Transportation is the greatest source of greenhouse gases in the United States. Why are all the 2020 candidates so scared to say it?
Few objects symbolize America’s unique place in the world better than the automobile. Residents of the United States drive more than 37 miles per day, nearly twice as much as the average Swede or Norwegian. America has 1.16 cars for every licensed driver and spends roughly $534 per person each year building and maintaining its road network. Three out of four U.S. workers drive to work alone; fewer than 1 in 20 walk or bicycle.
America’s unique enthusiasm for the automobile has become one of the greatest challenges to solving climate change. Transportation is now the greatest source of greenhouse gases in the United States. And while utility companies are phasing out coal in favor of renewable energy, the auto industry is moving in the opposite direction. In March, the International Energy Agency reported that America’s oil use was rising more quickly than any other nation.

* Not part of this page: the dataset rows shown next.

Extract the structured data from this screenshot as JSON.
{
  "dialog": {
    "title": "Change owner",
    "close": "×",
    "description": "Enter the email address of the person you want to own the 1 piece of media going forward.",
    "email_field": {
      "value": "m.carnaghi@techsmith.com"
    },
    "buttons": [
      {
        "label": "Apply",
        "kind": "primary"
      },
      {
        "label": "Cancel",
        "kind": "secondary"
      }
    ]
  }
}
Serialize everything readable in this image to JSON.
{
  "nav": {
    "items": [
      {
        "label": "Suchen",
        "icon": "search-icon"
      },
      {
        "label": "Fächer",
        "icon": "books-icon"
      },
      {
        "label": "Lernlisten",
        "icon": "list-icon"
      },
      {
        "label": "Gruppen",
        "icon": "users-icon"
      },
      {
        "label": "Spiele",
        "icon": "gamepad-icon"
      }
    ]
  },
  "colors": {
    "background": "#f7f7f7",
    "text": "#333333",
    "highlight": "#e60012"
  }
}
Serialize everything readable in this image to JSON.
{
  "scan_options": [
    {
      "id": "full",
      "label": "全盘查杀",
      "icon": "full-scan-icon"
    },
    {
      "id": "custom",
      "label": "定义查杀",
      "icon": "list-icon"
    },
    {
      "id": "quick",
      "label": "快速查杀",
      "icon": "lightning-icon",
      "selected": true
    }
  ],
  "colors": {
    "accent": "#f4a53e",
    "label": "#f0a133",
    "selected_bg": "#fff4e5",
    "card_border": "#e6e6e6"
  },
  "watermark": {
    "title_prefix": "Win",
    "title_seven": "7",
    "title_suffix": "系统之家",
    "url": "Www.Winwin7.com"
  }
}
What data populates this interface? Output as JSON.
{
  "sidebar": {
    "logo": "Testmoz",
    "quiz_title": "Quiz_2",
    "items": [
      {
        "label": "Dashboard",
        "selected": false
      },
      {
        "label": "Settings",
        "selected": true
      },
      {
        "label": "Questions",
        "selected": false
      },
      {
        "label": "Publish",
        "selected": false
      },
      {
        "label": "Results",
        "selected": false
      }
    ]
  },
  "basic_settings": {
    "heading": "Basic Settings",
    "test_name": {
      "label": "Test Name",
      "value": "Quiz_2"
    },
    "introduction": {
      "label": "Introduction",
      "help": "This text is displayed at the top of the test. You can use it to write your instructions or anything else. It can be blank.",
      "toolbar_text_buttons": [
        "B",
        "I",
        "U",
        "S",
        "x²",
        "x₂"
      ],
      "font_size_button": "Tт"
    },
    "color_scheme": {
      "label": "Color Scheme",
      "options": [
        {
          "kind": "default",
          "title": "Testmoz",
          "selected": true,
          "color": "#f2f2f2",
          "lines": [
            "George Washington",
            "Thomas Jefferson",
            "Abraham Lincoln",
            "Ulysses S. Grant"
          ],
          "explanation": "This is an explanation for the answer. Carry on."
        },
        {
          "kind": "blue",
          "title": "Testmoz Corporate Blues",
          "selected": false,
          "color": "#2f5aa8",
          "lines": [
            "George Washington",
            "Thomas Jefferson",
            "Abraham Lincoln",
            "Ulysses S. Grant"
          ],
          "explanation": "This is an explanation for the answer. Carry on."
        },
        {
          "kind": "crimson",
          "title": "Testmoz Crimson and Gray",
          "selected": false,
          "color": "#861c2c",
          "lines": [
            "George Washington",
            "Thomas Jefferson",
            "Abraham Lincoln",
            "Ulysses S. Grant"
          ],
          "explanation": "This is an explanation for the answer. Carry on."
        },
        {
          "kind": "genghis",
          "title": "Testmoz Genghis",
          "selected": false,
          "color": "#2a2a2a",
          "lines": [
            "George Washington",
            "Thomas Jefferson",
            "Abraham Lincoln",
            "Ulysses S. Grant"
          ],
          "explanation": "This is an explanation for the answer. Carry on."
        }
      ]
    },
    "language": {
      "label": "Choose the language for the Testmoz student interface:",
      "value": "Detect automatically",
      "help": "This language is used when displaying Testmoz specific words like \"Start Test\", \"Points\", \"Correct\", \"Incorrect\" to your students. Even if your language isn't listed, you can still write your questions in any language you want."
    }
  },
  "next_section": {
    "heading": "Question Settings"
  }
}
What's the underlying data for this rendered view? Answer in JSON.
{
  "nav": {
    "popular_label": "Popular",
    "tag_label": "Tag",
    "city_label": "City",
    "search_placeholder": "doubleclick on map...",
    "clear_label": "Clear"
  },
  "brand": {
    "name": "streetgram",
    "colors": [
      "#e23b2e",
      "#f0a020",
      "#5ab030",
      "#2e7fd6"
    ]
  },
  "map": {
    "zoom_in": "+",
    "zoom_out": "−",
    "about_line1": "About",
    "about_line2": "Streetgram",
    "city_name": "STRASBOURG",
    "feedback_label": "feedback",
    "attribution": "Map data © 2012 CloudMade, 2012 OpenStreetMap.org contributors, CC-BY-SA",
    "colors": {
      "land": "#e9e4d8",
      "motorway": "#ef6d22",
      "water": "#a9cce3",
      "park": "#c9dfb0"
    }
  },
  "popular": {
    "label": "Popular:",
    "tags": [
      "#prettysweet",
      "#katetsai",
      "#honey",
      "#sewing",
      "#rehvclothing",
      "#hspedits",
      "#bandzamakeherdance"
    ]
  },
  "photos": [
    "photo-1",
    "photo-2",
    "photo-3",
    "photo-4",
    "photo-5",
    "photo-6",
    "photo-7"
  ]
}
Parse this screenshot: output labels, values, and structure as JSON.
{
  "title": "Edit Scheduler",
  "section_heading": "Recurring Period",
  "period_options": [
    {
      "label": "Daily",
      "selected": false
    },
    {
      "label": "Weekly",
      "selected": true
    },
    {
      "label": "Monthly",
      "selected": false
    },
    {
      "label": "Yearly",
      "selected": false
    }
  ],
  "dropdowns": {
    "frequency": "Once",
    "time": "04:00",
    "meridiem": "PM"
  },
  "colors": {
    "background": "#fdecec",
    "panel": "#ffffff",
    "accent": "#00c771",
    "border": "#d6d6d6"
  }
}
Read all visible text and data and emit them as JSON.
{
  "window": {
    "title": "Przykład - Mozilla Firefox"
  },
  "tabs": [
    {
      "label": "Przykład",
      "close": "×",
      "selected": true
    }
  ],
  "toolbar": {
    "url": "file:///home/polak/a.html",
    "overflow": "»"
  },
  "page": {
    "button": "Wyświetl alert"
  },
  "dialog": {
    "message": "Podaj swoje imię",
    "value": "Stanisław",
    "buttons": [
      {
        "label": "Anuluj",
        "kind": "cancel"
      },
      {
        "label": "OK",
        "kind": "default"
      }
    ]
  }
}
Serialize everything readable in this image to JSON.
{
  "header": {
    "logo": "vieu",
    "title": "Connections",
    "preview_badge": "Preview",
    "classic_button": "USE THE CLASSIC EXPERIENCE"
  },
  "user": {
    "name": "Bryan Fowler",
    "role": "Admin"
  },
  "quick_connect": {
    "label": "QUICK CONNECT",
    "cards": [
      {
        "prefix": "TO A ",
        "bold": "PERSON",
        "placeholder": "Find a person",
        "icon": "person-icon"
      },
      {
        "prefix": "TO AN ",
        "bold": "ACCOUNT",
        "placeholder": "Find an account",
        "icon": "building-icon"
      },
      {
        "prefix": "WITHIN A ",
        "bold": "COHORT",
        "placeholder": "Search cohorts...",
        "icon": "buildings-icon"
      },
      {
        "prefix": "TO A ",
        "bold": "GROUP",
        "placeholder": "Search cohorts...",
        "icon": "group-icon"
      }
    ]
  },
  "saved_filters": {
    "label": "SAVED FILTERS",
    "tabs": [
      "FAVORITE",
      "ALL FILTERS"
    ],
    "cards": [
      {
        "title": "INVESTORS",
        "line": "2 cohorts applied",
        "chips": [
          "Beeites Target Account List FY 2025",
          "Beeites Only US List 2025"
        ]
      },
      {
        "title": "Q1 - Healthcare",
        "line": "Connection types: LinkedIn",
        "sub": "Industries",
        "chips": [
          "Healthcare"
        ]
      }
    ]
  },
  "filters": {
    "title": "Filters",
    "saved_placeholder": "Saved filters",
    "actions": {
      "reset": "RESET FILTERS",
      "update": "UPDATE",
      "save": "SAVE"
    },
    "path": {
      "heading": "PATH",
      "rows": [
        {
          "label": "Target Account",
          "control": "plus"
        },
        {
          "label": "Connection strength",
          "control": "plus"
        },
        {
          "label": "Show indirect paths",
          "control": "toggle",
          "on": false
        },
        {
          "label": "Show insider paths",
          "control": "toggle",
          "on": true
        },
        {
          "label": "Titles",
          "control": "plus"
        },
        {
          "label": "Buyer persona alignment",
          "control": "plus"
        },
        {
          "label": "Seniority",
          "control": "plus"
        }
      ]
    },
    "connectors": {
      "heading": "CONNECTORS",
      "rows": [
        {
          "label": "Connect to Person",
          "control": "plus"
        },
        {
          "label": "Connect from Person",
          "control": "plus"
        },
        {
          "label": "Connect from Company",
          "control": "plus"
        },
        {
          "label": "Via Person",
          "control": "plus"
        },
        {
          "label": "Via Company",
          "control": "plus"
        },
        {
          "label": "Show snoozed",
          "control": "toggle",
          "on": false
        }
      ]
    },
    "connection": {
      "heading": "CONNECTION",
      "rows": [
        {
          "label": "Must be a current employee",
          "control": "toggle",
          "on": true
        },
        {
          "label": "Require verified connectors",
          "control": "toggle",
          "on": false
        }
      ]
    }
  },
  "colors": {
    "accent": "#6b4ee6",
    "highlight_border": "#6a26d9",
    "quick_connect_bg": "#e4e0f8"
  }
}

In 2016, the average American drove 1,300 more miles than they did in 1992. Nearly every advance in fuel economy has been wiped out by more driving, bigger cars — or deliberate sabotage by the Trump administration.
And yet, no prominent Democrats have proposed policies to reverse this trend. The 2020 presidential candidates have put forward ambitious targets for weaning power plants off of fossil fuels, closing federal lands to drilling and dramatically increasing subsidies to electric vehicles. None of them, however, has acknowledged the urgent necessity for America to kick its driving habit.
“It’s difficult to imagine addressing the climate crisis in any meaningful way without taking on automobiles,” said Clayton Nall, a political science researcher at Stanford University who specializes in infrastructure spending. “It’s not enough to convert vehicles to electric. And even if it was, it’s not likely to happen on a timeline that will address the carbon emissions problem. It’s a real blind spot.”
The absence of meaningful plans to reduce car use is conspicuous. The United Nations Intergovernmental Panel on Climate Change projections show that the United States needs to electrify its vehicle fleet and significantly reduce driving by 2030 to keep global warming under 1.5 degrees Celsius. In 2018, the California Air Resources Board estimated that even a tenfold increase in electric vehicle sales would still require residents to drive 25 percent fewer miles each year to reach the state’s emissions targets.
It’s difficult to imagine addressing the climate crisis in any meaningful way without taking on automobiles.Clayton Nall, researcher, Stanford University
Both reports suggest taking drastic action to reduce car use. This could include raising gas taxes, increasing investment in public transit or implementing “decongestion pricing,” a toll for drivers to access heavily trafficked urban neighborhoods. Other countries have begun removing parking spots and closing down urban highways in major cities. Some havebanned cars from entering their urban cores altogether. Last year, the EU committed to a 35 percent reduction in car emissions by 2030.
So far, these ambitious commitments haven’t been taken up by the Democratic Party. In July, the $287 billion highway bill passed out of the Senate’s Environment and Public Works Committee with the support of Green New Deal co-sponsor Sen. Ed Markey (D-Mass.).
The transportation spending package, the largest in history, will primarily fund the construction of new roads. Numerous studies have shown that building new roads does not reduce congestion and simply encourages Americans to drive. Despite a $420 billion maintenance backlog, the bill dedicates just $6 billion to helping states fix existing roads.
“Even if you look at the most ambitious figures in the Democratic Party, there’s less ambition to reduce driving than there needs to be,” said Nall. “It’s one of the only issues where they’re taking the safe route.”